There are only a couple of weeks left until the Sony Honami will be unveiled, and the latest rumors from an XDA developer say that its official name (Honami has always been a "code name" for it) will actually be Sony Z1, and it's going to be the first smartphone from the "One Sony" company.
What that means is that there will be a lot more "Sony" in this phone than "Sony Ericsson", as different formerly fragmented Sony divisions start working better together to take advantage of all the expertise and know-how of Sony engineers to create great products.

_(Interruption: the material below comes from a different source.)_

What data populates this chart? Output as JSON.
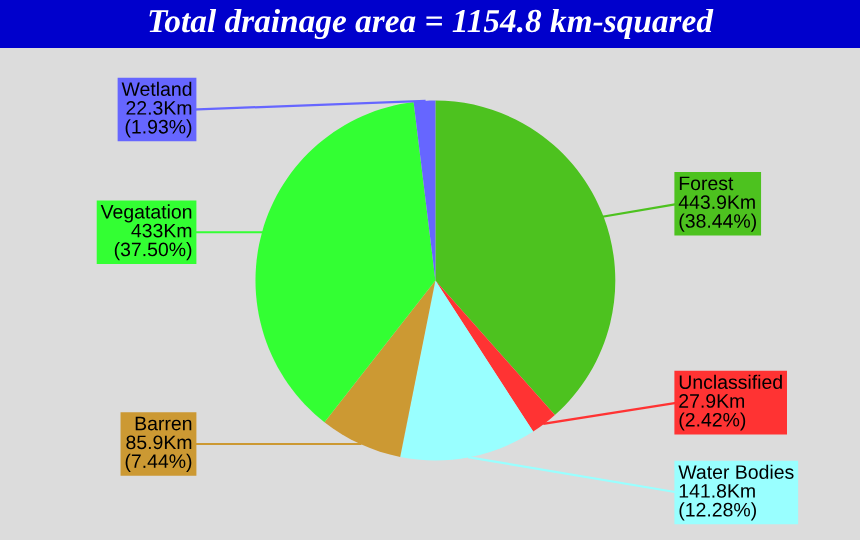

With everything we know so far about the Sony Z1, it does seem like it will be a pretty feature-packed smartphone in a nice very Xperia Z-like package. Initially it was rumored that the Honami/Z1 would have a very different design, too, but perhaps they decided the Xperia Z design was already very liked and they should continue with that for now. A phone with a very flat back might also work better for those upcoming "lens-cameras", that are supposed to be announced in the same day with the Sony Z1.
Sony Z1 could be Sony's flagship that could really put it "on the map" in terms of how competitive it is against Samsung, LG, HTC, or Motorola's flagships this year. The fact that it's rumored to come with a Snapdragon 800 processor, a Triluminos quantum dots display that's supposedly even better than the Super LCD3 that's in the HTC One, and a much awaited 20 MP camera,with a 1/2.3" sensor, Sony G lens, and a BIONZ image processor, that should be able to beat at the very least all Android smartphones out there in terms of camera performance (unless the new Nexus phone surprises us this fall).

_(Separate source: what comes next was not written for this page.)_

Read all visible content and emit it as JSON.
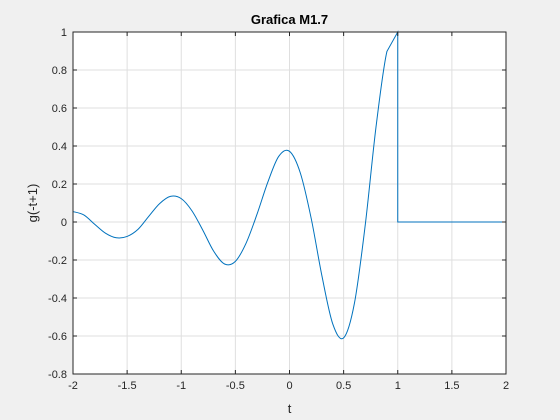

There's still one thing that could slow Sony's growth down - and that is not being able to sell the device in US to all carriers, under one model and one name. I think it would still be very successful outside of US, but launching in US could give them maybe not twice the sales from the US market alone, but definitely twice the media coverage, if not more. Having your phone being used by writers on big tech news websites could help Sony's image a lot, instead of having them discuss a phone that they've only used during the few days they've had it for review, and then forgot all about it.